Un personaggio folkloristico che non girava con i bagagli per il mondo ma con un semplice rotolo di banconote per comprare l’occorrente direttamente sul posto.
Quando si dice voler viaggiare leggeri.
Una personalità vulcanica nella vita così come nell’automobilismo, tanto da dichiarare di voler diventare campione di F1 prima dei 35 anni (che per l’epoca era veramente giovane età).
E pensare che questa storie di corse nacque al Plaza Hotel di New York dall’incontro tra Edmund Nelson ed il buon “Fon” De Portago.
Da questo inaspettato miscuglio di personalità partì una girandola di eventi e amicizie che portò il nobile spagnolo ad acquistare una Ferrari 250 Mille Miglia.
Questo unito alla frequentazione con Harry Schell, di professione pilota, portarono De Portago a piazzarsi in posizioni di rilievo sia a Buenos Aires che a Sebring nel corso di alcune gare Sport.
L’approdo in F1 avvenne nel 1955, da privato con una Ferrari, tuttavia la frattura alla gamba rimediata a Silverstone lo costrinse ad un finale di stagione anticipato.
La stagione seguente divenne parte della squadra ufficiale assieme a Fangio, Collins, Musso e Castellotti.
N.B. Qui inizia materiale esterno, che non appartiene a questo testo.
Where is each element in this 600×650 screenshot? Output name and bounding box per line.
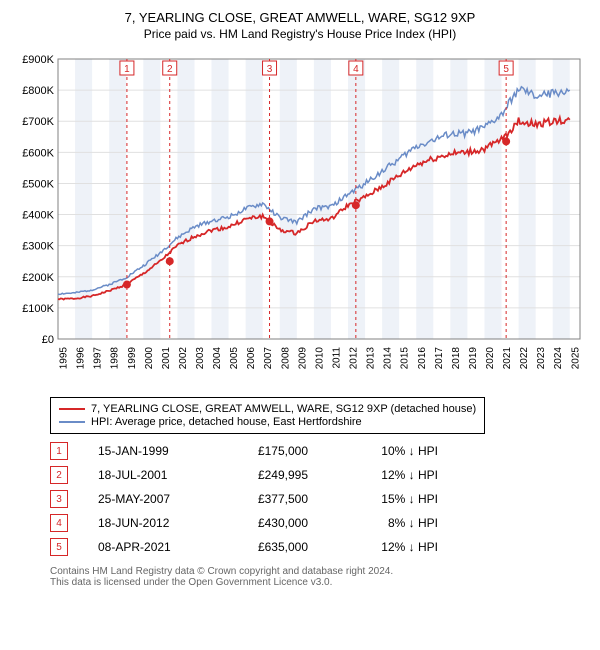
svg-text:2: 2	[167, 64, 173, 75]
legend: 7, YEARLING CLOSE, GREAT AMWELL, WARE, S…	[50, 397, 485, 434]
transaction-delta: 12% ↓ HPI	[338, 468, 438, 482]
svg-text:1999: 1999	[127, 347, 138, 370]
svg-text:£100K: £100K	[22, 303, 54, 315]
transaction-price: £377,500	[228, 492, 308, 506]
svg-text:£800K: £800K	[22, 85, 54, 97]
footer-line1: Contains HM Land Registry data © Crown c…	[50, 566, 590, 577]
svg-text:1998: 1998	[110, 347, 121, 370]
transaction-delta: 12% ↓ HPI	[338, 540, 438, 554]
svg-text:2021: 2021	[502, 347, 513, 370]
page-subtitle: Price paid vs. HM Land Registry's House …	[10, 27, 590, 41]
svg-text:£200K: £200K	[22, 272, 54, 284]
transaction-date: 15-JAN-1999	[98, 444, 198, 458]
svg-text:2002: 2002	[178, 347, 189, 370]
svg-text:2015: 2015	[400, 347, 411, 370]
transaction-delta: 15% ↓ HPI	[338, 492, 438, 506]
transaction-marker: 2	[50, 466, 68, 484]
svg-text:2005: 2005	[229, 347, 240, 370]
svg-text:2020: 2020	[485, 347, 496, 370]
svg-text:2007: 2007	[263, 347, 274, 370]
svg-text:£500K: £500K	[22, 178, 54, 190]
svg-text:1995: 1995	[59, 347, 70, 370]
svg-text:3: 3	[267, 64, 273, 75]
svg-text:2004: 2004	[212, 347, 223, 370]
svg-text:£600K: £600K	[22, 147, 54, 159]
svg-text:£400K: £400K	[22, 210, 54, 222]
svg-text:5: 5	[503, 64, 509, 75]
table-row: 5 08-APR-2021 £635,000 12% ↓ HPI	[50, 538, 590, 556]
svg-text:2009: 2009	[297, 347, 308, 370]
transactions-table: 1 15-JAN-1999 £175,000 10% ↓ HPI 2 18-JUL-200…	[50, 442, 590, 556]
table-row: 3 25-MAY-2007 £377,500 15% ↓ HPI	[50, 490, 590, 508]
transaction-price: £635,000	[228, 540, 308, 554]
table-row: 1 15-JAN-1999 £175,000 10% ↓ HPI	[50, 442, 590, 460]
transaction-price: £249,995	[228, 468, 308, 482]
legend-item: 7, YEARLING CLOSE, GREAT AMWELL, WARE, S…	[59, 403, 476, 415]
svg-text:2018: 2018	[451, 347, 462, 370]
svg-text:2001: 2001	[161, 347, 172, 370]
svg-text:2019: 2019	[468, 347, 479, 370]
svg-text:£900K: £900K	[22, 54, 54, 66]
transaction-marker: 3	[50, 490, 68, 508]
footer-line2: This data is licensed under the Open Gov…	[50, 577, 590, 588]
transaction-price: £175,000	[228, 444, 308, 458]
svg-text:1996: 1996	[76, 347, 87, 370]
svg-text:2024: 2024	[553, 347, 564, 370]
table-row: 2 18-JUL-2001 £249,995 12% ↓ HPI	[50, 466, 590, 484]
table-row: 4 18-JUN-2012 £430,000 8% ↓ HPI	[50, 514, 590, 532]
svg-text:2013: 2013	[366, 347, 377, 370]
svg-text:£300K: £300K	[22, 241, 54, 253]
transaction-date: 08-APR-2021	[98, 540, 198, 554]
svg-text:2006: 2006	[246, 347, 257, 370]
transaction-price: £430,000	[228, 516, 308, 530]
transaction-marker: 5	[50, 538, 68, 556]
legend-label: HPI: Average price, detached house, East…	[91, 416, 362, 428]
transaction-marker: 4	[50, 514, 68, 532]
transaction-delta: 8% ↓ HPI	[338, 516, 438, 530]
svg-text:1: 1	[124, 64, 130, 75]
svg-text:2011: 2011	[331, 347, 342, 369]
svg-text:2000: 2000	[144, 347, 155, 370]
svg-text:2017: 2017	[434, 347, 445, 370]
svg-text:1997: 1997	[93, 347, 104, 370]
svg-text:2022: 2022	[519, 347, 530, 370]
svg-text:2010: 2010	[314, 347, 325, 370]
svg-text:2014: 2014	[383, 347, 394, 370]
page-title: 7, YEARLING CLOSE, GREAT AMWELL, WARE, S…	[10, 10, 590, 25]
svg-text:2016: 2016	[417, 347, 428, 370]
svg-text:2025: 2025	[570, 347, 581, 370]
transaction-date: 18-JUN-2012	[98, 516, 198, 530]
chart-svg: £0 £100K £200K £300K £400K £500K £600K £700K £80…	[10, 49, 590, 389]
footer-attrib: Contains HM Land Registry data © Crown c…	[50, 566, 590, 588]
legend-label: 7, YEARLING CLOSE, GREAT AMWELL, WARE, S…	[91, 403, 476, 415]
svg-text:2023: 2023	[536, 347, 547, 370]
transaction-date: 25-MAY-2007	[98, 492, 198, 506]
svg-text:£0: £0	[42, 334, 54, 346]
svg-text:£700K: £700K	[22, 116, 54, 128]
svg-text:2008: 2008	[280, 347, 291, 370]
svg-text:4: 4	[353, 64, 359, 75]
svg-text:2012: 2012	[349, 347, 360, 370]
legend-item: HPI: Average price, detached house, East…	[59, 416, 476, 428]
transaction-date: 18-JUL-2001	[98, 468, 198, 482]
legend-swatch	[59, 421, 85, 423]
legend-swatch	[59, 408, 85, 410]
price-chart: £0 £100K £200K £300K £400K £500K £600K £700K £80…	[10, 49, 590, 389]
svg-text:2003: 2003	[195, 347, 206, 370]
transaction-delta: 10% ↓ HPI	[338, 444, 438, 458]
transaction-marker: 1	[50, 442, 68, 460]
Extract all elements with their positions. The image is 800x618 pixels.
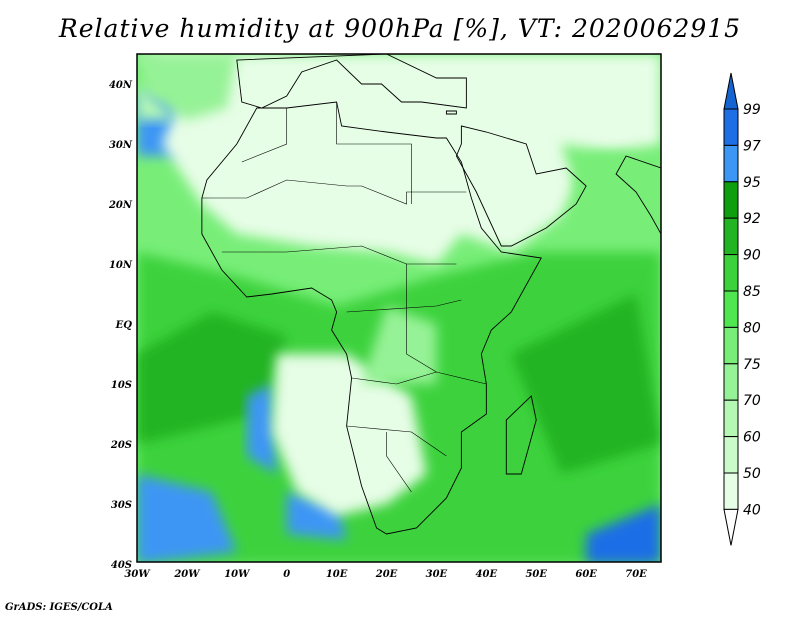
humidity-region [137,84,177,120]
humidity-region [561,144,661,216]
colorbar-max-arrow [723,72,739,110]
humidity-region [361,306,437,384]
lat-tick-label: 40N [109,80,133,91]
colorbar-label: 90 [743,248,761,264]
humidity-region [511,294,661,474]
lon-tick-label: 20E [375,569,398,580]
country-border [336,102,412,204]
colorbar-label: 92 [743,211,761,227]
colorbar-label: 40 [743,502,761,518]
colorbar-min-arrow [723,508,739,546]
lon-tick-label: 60E [575,569,597,580]
coastline [445,110,457,115]
country-border [386,432,412,493]
coastline [505,395,537,475]
colorbar-segment [723,472,739,510]
lon-tick-label: 30E [426,569,448,580]
lon-tick-label: 20W [173,569,201,580]
colorbar-segment [723,399,739,438]
colorbar-label: 97 [743,138,761,154]
lat-tick-label: EQ [115,320,133,331]
lon-tick-label: 30W [124,569,151,580]
colorbar-label: 99 [743,102,761,118]
country-border [406,264,437,373]
humidity-region [137,474,237,562]
colorbar-label: 50 [743,466,761,482]
colorbar-label: 85 [743,284,761,300]
country-border [346,299,462,313]
coastline [201,101,542,535]
colorbar-segment [723,144,739,183]
colorbar-segment [723,436,739,474]
colorbar-segment [723,363,739,401]
lon-tick-label: 70E [625,569,647,580]
coastline [455,125,587,247]
lat-tick-label: 30S [111,500,132,511]
coastlines [201,54,661,535]
lat-tick-label: 20S [110,440,132,451]
colorbar-segment [723,254,739,292]
lat-tick-label: 10S [111,380,132,391]
colorbar: 99 97 95 92 90 85 80 75 70 60 50 40 [723,72,761,546]
lat-tick-label: 40S [111,560,132,571]
country-border [346,425,447,457]
colorbar-label: 60 [743,430,761,446]
colorbar-label: 80 [743,320,761,336]
humidity-region [586,504,661,562]
colorbar-label: 70 [743,393,761,409]
axis-labels: 30W 20W 10W 0 10E 20E 30E 40E 50E 60E 70E 40N 30N 20N… [108,80,647,580]
coastline [615,155,661,235]
grads-credit: GrADS: IGES/COLA [5,602,113,613]
lon-tick-label: 50E [525,569,547,580]
colorbar-segment [723,181,739,219]
country-border [241,108,288,163]
country-border [351,371,487,385]
humidity-field [137,54,661,562]
lat-tick-label: 20N [108,200,133,211]
lon-tick-label: 10E [326,569,348,580]
colorbar-label: 75 [743,357,761,373]
lon-tick-label: 40E [476,569,498,580]
country-border [201,179,467,205]
humidity-region [246,384,277,474]
lon-tick-label: 10W [224,569,251,580]
colorbar-label: 95 [743,175,761,191]
country-border [221,245,457,265]
lat-tick-label: 30N [109,140,133,151]
lon-tick-label: 0 [283,569,290,580]
map-frame [136,53,662,563]
lat-tick-label: 10N [109,260,133,271]
colorbar-segment [723,217,739,256]
coastline [236,54,467,109]
plot-title: Relative humidity at 900hPa [%], VT: 202… [58,14,742,43]
colorbar-segment [723,290,739,328]
colorbar-segment [723,326,739,365]
colorbar-segment [723,108,739,146]
humidity-region [137,54,237,120]
humidity-region [137,54,661,264]
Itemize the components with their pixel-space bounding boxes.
Il punto più alto in carriera con Ferrari in F1 lo ottenne proprio a Silverstone guadagnandosi una seconda piazza pari merito con Collins (a cui cedette la vettura).
Come detto precedentemente, Fon De Portago restò legato strettamente anche alle gare Sport così nel 1957 partecipò alla Mille Miglia con una Ferrari 335S in coppia con Edmund Nelson.
De Portago era così in quinta piazza quando il probabile scoppio dello pneumatico anteriore sinistro (che il pilota non volle cambiare al rifornimento) a cinquanta chilometri dall’arrivo, portò la 335S a sbattere su un palo del telegrafo in pieno rettilineo e di conseguenza anche sugli spettatori accanto.
Fu una strage con ben nove vittime, di cui cinque bambini.
L’incidente fatale di De Portago segnò la conseguente fine della Mille Miglia come competizione, divenuta ormai troppo pericolosa sia per i piloti che per gli spettatori.
Se ne andava così un’icona d’altri tempi, un pilota poliedrico e appassionato di vita ed avventure.